Almasilate belongs to the class of inorganic compounds known as post-transition metal silicates. These are inorganic compounds in which the largest oxoanion is silicate, and in which the heaviest atom not in an oxoanion is a post-transition metal, classified under the direct parent group Post-transition metal silicates. This compound is a part of the Inorganic compounds, falling under the Mixed metal/non-metal compounds superclass, and categorized within the Post-transition metal oxoanionic compounds class, specifically within the Post-transition metal silicates subclass.

Categories:

Almasilate is categorized under the following therapeutic classes: Alimentary Tract and Metabolism, Aluminum and magnesium containing antacids, Antacids, Drugs for Acid Related Disorders, Drugs that are Mainly Renally Excreted, Gastric Acid Lowering Agents, Minerals, Pharmaceutic Aids, Silicon Compounds. These classifications highlight the drug's diverse therapeutic applications and its importance in treating various conditions.

Almasilate is a type of Gastrointestinal Agents


Gastrointestinal Agents belong to the pharmaceutical API category that focuses on treating disorders and ailments related to the digestive system. These agents play a crucial role in addressing various gastrointestinal conditions, such as acid reflux, ulcers, irritable bowel syndrome (IBS), and inflammatory bowel disease (IBD).

One of the key types of gastrointestinal agents is proton pump inhibitors (PPIs), which work by reducing the production of stomach acid. PPIs help in treating conditions like gastroesophageal reflux disease (GERD) and peptic ulcers. Another essential class of agents is antacids, which neutralize excessive stomach acid, providing relief from heartburn and indigestion.
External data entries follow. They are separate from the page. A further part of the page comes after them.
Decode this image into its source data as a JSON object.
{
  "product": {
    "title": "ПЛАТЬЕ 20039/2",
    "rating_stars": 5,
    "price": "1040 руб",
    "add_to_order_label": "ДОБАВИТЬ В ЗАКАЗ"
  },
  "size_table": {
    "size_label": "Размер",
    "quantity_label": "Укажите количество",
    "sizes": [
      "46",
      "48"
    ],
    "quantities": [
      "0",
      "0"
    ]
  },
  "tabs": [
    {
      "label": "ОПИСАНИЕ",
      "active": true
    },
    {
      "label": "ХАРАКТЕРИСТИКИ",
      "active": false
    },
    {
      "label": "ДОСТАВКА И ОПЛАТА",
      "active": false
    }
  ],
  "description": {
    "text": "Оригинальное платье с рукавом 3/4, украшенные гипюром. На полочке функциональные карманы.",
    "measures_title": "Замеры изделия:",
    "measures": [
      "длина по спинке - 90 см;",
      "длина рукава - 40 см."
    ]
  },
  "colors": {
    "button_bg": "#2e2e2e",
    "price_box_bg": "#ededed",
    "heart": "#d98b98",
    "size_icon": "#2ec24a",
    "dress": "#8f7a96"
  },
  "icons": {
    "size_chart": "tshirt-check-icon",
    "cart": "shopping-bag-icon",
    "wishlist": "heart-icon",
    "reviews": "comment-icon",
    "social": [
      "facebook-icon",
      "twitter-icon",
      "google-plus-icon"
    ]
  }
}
Gastrointestinal agents also include antispasmodics that alleviate abdominal cramps and spasms associated with conditions like IBS. These drugs work by relaxing the smooth muscles of the digestive tract. Additionally, there are drugs categorized as laxatives that aid in relieving constipation by promoting bowel movements.

Moreover, certain gastrointestinal agents act as antiemetics, effectively reducing nausea and vomiting. These drugs are particularly useful for patients undergoing chemotherapy or experiencing motion sickness.

Pharmaceutical companies develop and manufacture a wide range of gastrointestinal agents in various forms, including tablets, capsules, suspensions, and injections. These agents are typically formulated using active pharmaceutical ingredients (APIs) and other excipients to ensure their efficacy and safety.

In conclusion, gastrointestinal agents form a vital category of pharmaceutical APIs, providing relief from digestive disorders and improving overall gastrointestinal health. The availability of diverse agents catering to different conditions ensures that patients can receive targeted treatment for their specific gastrointestinal needs.